Scott's elder brother Sir John Murray Scott was for many years personal secretary to Sir Richard Wallace of Hertford House, London and Sudbourne Hall, Suffolk, and became a patron of Covent Garden Opera House. He had an important influence on the career of the famous singer Count John McCormack, who visited and sang for Scott at Nether Swell on occasions in 1912; and in 1922 (after Scott's death) McCormack recuperated from a severe infection and recovered his voice at Nether Swell.

Following evacuation from Kent, in 1945 Nether Swell manor became home to a private preparatory school for boys by the name of Hill Place School (Headmaster: E.H. Glaisyer) until its closure in 1969. It was then taken on by Luton Borough Council, and later Bedfordshire County Council for some years, as a Field study-centre before being sold for residential refurbishment and redevelopment.

==Local legend==
There are a few ancient burial chambers located around Lower Swell. Some of them are/were marked with menhirs - standing stones. One of these stones is named the Whittlestone, or Whistle stone as it used to be called.
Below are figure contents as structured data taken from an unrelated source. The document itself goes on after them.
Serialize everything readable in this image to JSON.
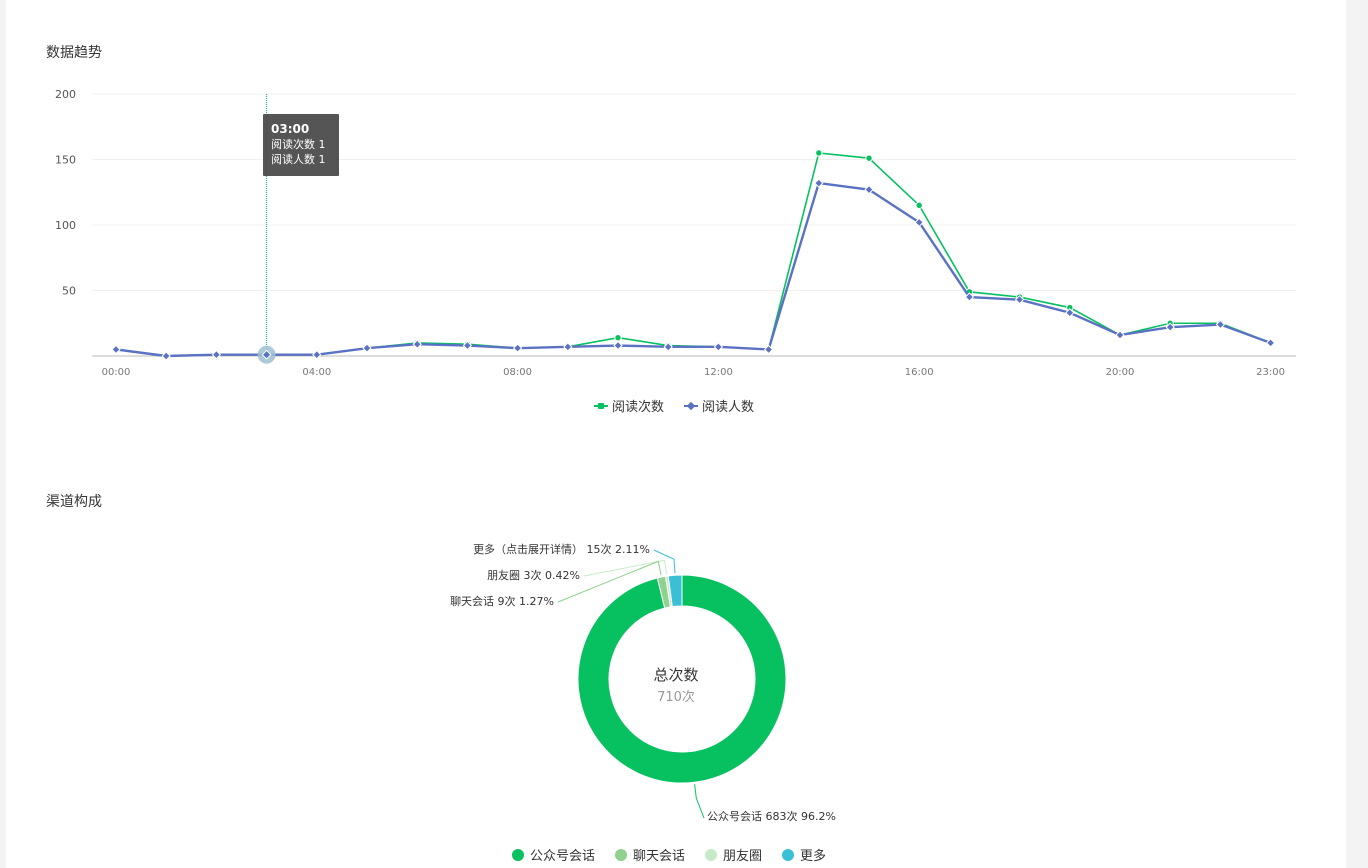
{
  "trend": {
    "title": "数据趋势",
    "tooltip": {
      "time": "03:00",
      "line1": "阅读次数 1",
      "line2": "阅读人数 1",
      "hour": 3
    },
    "legend": [
      "阅读次数",
      "阅读人数"
    ]
  },
  "channel": {
    "title": "渠道构成",
    "center_title": "总次数",
    "center_value": "710次",
    "labels": [
      "更多（点击展开详情） 15次 2.11%",
      "朋友圈 3次 0.42%",
      "聊天会话 9次 1.27%",
      "公众号会话 683次 96.2%"
    ],
    "legend": [
      "公众号会话",
      "聊天会话",
      "朋友圈",
      "更多"
    ]
  },
  "chart_data": [
    {
      "type": "line",
      "x": [
        "00:00",
        "01:00",
        "02:00",
        "03:00",
        "04:00",
        "05:00",
        "06:00",
        "07:00",
        "08:00",
        "09:00",
        "10:00",
        "11:00",
        "12:00",
        "13:00",
        "14:00",
        "15:00",
        "16:00",
        "17:00",
        "18:00",
        "19:00",
        "20:00",
        "21:00",
        "22:00",
        "23:00"
      ],
      "x_tick_labels": [
        "00:00",
        "04:00",
        "08:00",
        "12:00",
        "16:00",
        "20:00",
        "23:00"
      ],
      "y_tick_labels": [
        "50",
        "100",
        "150",
        "200"
      ],
      "ylim": [
        0,
        200
      ],
      "series": [
        {
          "name": "阅读次数",
          "color": "#07c160",
          "values": [
            5,
            0,
            1,
            1,
            1,
            6,
            10,
            9,
            6,
            7,
            14,
            8,
            7,
            5,
            155,
            151,
            115,
            49,
            45,
            37,
            16,
            25,
            25,
            10
          ]
        },
        {
          "name": "阅读人数",
          "color": "#5b72c4",
          "values": [
            5,
            0,
            1,
            1,
            1,
            6,
            9,
            8,
            6,
            7,
            8,
            7,
            7,
            5,
            132,
            127,
            102,
            45,
            43,
            33,
            16,
            22,
            24,
            10
          ]
        }
      ]
    },
    {
      "type": "pie",
      "categories": [
        "公众号会话",
        "聊天会话",
        "朋友圈",
        "更多"
      ],
      "values": [
        683,
        9,
        3,
        15
      ],
      "percentages": [
        96.2,
        1.27,
        0.42,
        2.11
      ],
      "colors": [
        "#07c160",
        "#8fd18d",
        "#c7ebc9",
        "#3ac0d6"
      ],
      "total": 710
    }
  ]
}
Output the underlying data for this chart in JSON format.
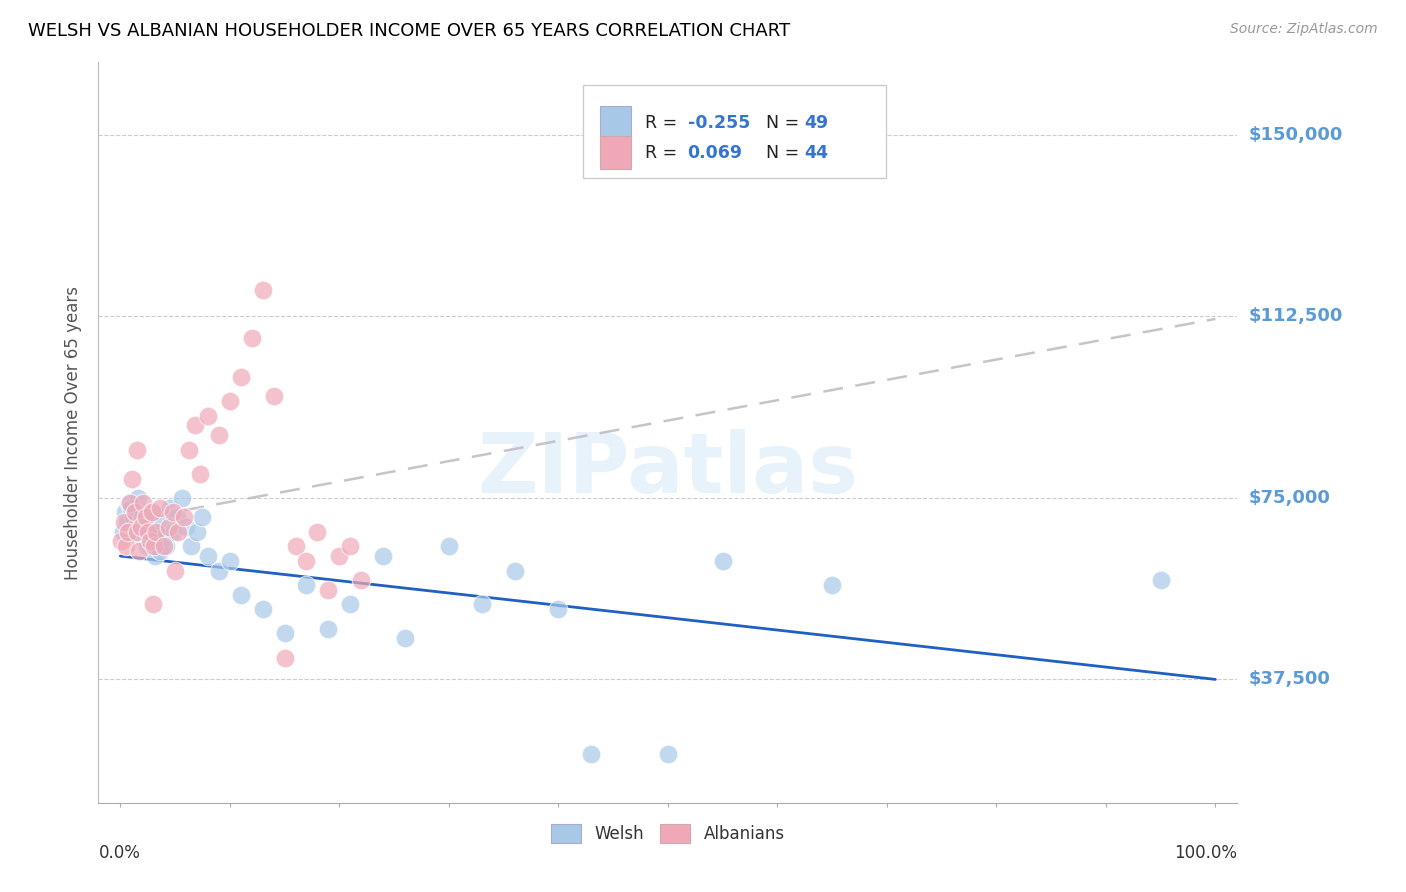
{
  "title": "WELSH VS ALBANIAN HOUSEHOLDER INCOME OVER 65 YEARS CORRELATION CHART",
  "source": "Source: ZipAtlas.com",
  "ylabel": "Householder Income Over 65 years",
  "watermark": "ZIPatlas",
  "welsh_R": "-0.255",
  "welsh_N": "49",
  "albanian_R": "0.069",
  "albanian_N": "44",
  "y_ticks": [
    37500,
    75000,
    112500,
    150000
  ],
  "y_tick_labels": [
    "$37,500",
    "$75,000",
    "$112,500",
    "$150,000"
  ],
  "ylim": [
    12000,
    165000
  ],
  "xlim": [
    -0.02,
    1.02
  ],
  "welsh_color": "#a8c8e8",
  "albanian_color": "#f0a8b8",
  "welsh_line_color": "#2060c0",
  "albanian_line_color": "#c8a8b0",
  "grid_color": "#cccccc",
  "right_label_color": "#5b9bd5",
  "title_color": "#000000",
  "welsh_x": [
    0.002,
    0.004,
    0.006,
    0.008,
    0.01,
    0.012,
    0.014,
    0.016,
    0.018,
    0.02,
    0.022,
    0.024,
    0.026,
    0.028,
    0.03,
    0.032,
    0.034,
    0.036,
    0.038,
    0.04,
    0.042,
    0.045,
    0.048,
    0.052,
    0.056,
    0.06,
    0.065,
    0.07,
    0.075,
    0.08,
    0.09,
    0.1,
    0.11,
    0.13,
    0.15,
    0.17,
    0.19,
    0.21,
    0.24,
    0.26,
    0.3,
    0.33,
    0.36,
    0.4,
    0.43,
    0.5,
    0.55,
    0.65,
    0.95
  ],
  "welsh_y": [
    68000,
    72000,
    70000,
    74000,
    73000,
    71000,
    69000,
    75000,
    67000,
    71000,
    68000,
    65000,
    69000,
    66000,
    72000,
    63000,
    68000,
    64000,
    70000,
    67000,
    65000,
    73000,
    68000,
    71000,
    75000,
    69000,
    65000,
    68000,
    71000,
    63000,
    60000,
    62000,
    55000,
    52000,
    47000,
    57000,
    48000,
    53000,
    63000,
    46000,
    65000,
    53000,
    60000,
    52000,
    22000,
    22000,
    62000,
    57000,
    58000
  ],
  "albanian_x": [
    0.001,
    0.003,
    0.005,
    0.007,
    0.009,
    0.011,
    0.013,
    0.015,
    0.017,
    0.019,
    0.021,
    0.023,
    0.025,
    0.027,
    0.029,
    0.031,
    0.033,
    0.036,
    0.04,
    0.044,
    0.048,
    0.053,
    0.058,
    0.063,
    0.068,
    0.073,
    0.08,
    0.09,
    0.1,
    0.11,
    0.12,
    0.13,
    0.14,
    0.15,
    0.16,
    0.17,
    0.18,
    0.19,
    0.2,
    0.21,
    0.22,
    0.05,
    0.03,
    0.015
  ],
  "albanian_y": [
    66000,
    70000,
    65000,
    68000,
    74000,
    79000,
    72000,
    68000,
    64000,
    69000,
    74000,
    71000,
    68000,
    66000,
    72000,
    65000,
    68000,
    73000,
    65000,
    69000,
    72000,
    68000,
    71000,
    85000,
    90000,
    80000,
    92000,
    88000,
    95000,
    100000,
    108000,
    118000,
    96000,
    42000,
    65000,
    62000,
    68000,
    56000,
    63000,
    65000,
    58000,
    60000,
    53000,
    85000
  ]
}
There is a local legend that the Whittlestone once belonged to immovable megaliths. The legend also includes the claims that the stones of Zennor Quoit are typically immovable. They cannot be moved by all the King's horses and all the King's men, and that if they are moved they will return to their initial places the morning after they are moved. The Whittlestone was moved, however, and contrary to the legend it remains at the location that it was moved to in the centre of Lower Swell.

Another legend states that the Whittlestone is a moving megalith, and every night, "when the Whistlestone hears Stow clock (a mile off) strike 12, it goes down to Lady-well (and the hill’s foot) to drink".